I don't eat meat so a great source of protein that often pops up in my meals is wonderful lentils. I love lentils and I love that the food critic likes them enough to not notice that there is no meat in our meals. I also love roasted red peppers and sun dried tomatoes so I made up this little meal in hopes to satisfy my craving of both. It ended up being great and the green beans were a great compliment so I highly recommend you pair the two together.
Roasted Red Pepper lentils with Sun dried tomatoes
2 red peppers, roasted
1 cup grated carrots
1-2 garlic cloves, minced
3 T red wine
1 T pure maple syrup
1 T olive oil
1 T balsamic vinegar
1/2 t Dijon mustard
1/4 tsp dried basil
sea salt & fresh ground pepper to taste
1 c cooked lentils
1/2 c sun dried tomatoes, sliced (not the ones in oil)
steamed green beans
Roast your peppers and while they are roasting cook your lentils.
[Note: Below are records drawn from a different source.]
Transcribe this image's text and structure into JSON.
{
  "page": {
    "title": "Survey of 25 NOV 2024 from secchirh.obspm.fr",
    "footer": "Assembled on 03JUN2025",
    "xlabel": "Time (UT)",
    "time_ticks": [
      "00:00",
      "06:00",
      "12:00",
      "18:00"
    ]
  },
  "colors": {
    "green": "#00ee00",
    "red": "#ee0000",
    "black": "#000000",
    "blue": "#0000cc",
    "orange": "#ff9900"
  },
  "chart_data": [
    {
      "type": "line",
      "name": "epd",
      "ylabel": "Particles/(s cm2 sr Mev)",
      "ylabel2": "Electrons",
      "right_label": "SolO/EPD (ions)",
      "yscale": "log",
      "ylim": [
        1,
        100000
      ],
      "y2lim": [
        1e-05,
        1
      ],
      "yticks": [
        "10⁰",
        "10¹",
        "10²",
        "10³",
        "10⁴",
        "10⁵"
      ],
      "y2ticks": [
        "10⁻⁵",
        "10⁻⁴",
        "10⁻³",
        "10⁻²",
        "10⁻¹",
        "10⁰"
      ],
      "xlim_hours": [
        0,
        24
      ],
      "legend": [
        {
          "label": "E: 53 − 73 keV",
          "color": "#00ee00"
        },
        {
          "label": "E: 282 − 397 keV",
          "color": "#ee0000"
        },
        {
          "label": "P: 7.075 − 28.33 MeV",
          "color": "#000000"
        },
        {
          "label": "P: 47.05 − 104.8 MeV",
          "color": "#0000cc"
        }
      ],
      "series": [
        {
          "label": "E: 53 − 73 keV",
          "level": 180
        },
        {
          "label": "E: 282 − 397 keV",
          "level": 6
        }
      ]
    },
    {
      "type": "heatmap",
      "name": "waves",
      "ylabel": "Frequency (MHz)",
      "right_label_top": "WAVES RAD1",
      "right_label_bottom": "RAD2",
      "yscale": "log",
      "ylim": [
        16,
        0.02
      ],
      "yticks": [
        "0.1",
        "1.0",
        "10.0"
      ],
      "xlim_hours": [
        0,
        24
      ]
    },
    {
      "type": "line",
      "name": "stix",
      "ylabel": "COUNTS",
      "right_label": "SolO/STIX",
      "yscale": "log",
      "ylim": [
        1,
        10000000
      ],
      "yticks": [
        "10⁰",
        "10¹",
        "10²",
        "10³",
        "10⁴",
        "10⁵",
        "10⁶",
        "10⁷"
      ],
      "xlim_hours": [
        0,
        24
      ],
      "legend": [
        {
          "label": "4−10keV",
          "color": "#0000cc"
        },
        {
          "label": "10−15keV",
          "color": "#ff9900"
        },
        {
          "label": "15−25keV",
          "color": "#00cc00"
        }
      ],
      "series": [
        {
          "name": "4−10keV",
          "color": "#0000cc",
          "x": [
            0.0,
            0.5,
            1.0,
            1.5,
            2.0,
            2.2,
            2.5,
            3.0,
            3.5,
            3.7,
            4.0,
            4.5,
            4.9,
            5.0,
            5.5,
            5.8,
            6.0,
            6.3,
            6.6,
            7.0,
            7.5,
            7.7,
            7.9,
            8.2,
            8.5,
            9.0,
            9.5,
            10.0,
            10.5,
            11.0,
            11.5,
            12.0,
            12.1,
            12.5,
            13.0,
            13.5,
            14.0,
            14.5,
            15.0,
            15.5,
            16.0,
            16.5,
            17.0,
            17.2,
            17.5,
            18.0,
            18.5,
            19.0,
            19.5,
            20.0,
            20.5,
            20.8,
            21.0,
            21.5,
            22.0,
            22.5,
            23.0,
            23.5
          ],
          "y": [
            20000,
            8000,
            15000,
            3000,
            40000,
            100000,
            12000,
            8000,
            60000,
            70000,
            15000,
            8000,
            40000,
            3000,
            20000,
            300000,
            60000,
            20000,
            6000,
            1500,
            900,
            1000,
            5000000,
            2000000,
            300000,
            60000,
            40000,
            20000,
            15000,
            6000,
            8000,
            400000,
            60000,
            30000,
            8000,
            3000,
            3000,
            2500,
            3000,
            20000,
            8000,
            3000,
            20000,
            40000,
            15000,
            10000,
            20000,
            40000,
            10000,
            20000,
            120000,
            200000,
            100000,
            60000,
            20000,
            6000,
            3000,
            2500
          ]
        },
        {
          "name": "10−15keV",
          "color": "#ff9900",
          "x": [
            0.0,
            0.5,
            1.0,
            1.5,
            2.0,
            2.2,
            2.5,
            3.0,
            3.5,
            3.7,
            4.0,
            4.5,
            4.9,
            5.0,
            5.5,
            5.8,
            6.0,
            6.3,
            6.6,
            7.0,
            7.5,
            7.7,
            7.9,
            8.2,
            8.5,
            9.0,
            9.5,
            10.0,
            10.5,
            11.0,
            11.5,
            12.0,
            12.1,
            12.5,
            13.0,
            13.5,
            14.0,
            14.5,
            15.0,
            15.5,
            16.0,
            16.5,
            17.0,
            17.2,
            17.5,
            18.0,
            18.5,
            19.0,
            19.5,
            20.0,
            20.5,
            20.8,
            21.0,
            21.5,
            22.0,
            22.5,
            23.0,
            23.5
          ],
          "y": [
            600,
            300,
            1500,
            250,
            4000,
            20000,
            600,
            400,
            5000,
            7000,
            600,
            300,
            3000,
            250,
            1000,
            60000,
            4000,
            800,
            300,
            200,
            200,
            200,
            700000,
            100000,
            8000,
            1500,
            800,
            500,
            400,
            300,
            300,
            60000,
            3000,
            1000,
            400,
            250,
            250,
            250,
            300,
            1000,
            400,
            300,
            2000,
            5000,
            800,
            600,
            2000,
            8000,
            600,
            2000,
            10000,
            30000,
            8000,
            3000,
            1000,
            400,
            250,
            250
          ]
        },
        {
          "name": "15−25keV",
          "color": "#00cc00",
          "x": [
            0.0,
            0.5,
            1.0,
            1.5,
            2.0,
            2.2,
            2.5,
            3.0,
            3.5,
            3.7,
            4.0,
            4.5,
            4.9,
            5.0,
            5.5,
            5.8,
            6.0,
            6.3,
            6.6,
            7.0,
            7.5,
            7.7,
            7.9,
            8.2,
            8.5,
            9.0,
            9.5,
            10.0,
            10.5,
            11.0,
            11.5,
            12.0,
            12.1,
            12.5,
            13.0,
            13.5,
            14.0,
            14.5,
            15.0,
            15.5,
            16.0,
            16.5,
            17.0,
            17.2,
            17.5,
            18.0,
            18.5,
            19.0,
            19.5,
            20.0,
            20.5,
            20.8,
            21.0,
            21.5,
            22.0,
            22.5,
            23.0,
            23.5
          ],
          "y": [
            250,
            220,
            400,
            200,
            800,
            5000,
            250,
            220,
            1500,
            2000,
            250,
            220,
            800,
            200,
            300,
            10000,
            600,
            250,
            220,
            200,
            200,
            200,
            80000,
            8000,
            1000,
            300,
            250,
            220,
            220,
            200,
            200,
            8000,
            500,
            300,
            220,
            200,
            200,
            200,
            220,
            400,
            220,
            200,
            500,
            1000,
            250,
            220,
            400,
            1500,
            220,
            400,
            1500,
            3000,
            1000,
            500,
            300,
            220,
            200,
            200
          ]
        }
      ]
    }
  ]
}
Just follow the directions on the lentil package. When lentils are done, set aside.
How to Roast Peppers
1. Line a cookie sheet with tin foil.
2. Cut both peppers into 4 parts
3. lay them down on the tin foil cut side down
4. Broil on High for 10-20 min. You want them to be black because it is easier to peel the skins off.
5. After you broil them, take them out of the oven and cover them with another piece of tinfoil for about 5 min. This makes them sweat and easier to peel.
1. Grate carrots and mince garlic
2. Heat 1 tsp olive oil in pan, add carrots then cook for 3 min. Add minced garlic to carrots and cook for 1 min stirring throughout.
3. Add red wine and cook for 2-3 min. You want all the alcohol in the wine to evaporate.
4. Place your roasted red peppers into a blender along with maple syrup, olive oil, balsamic vinegar, Dijon mustard, and basil.
5. Blend together until well mixed.
6. Add half of the carrot mixture to the blender and pulse a few times.
7. Return all of the contents in the blender back to your pan.
8. Add your lentils and sun dried tomatoes to the roasted red pepper mixture.
10. Pour over some steamed grean beans
Lentils are magicians in the nutritional world – they pack in staggering amounts of nutrition into relatively few calories, including 198%DV molybdenum, 89% folates, 62% dietary fiber, 50% manganese, 35% Iron, 35% protein, cooper, B vitamins, and potassium, to boot. Whoa! All this is in a one-cup serving of lentils, or 230 calories. This stuff is the meat in the vegetarian diet.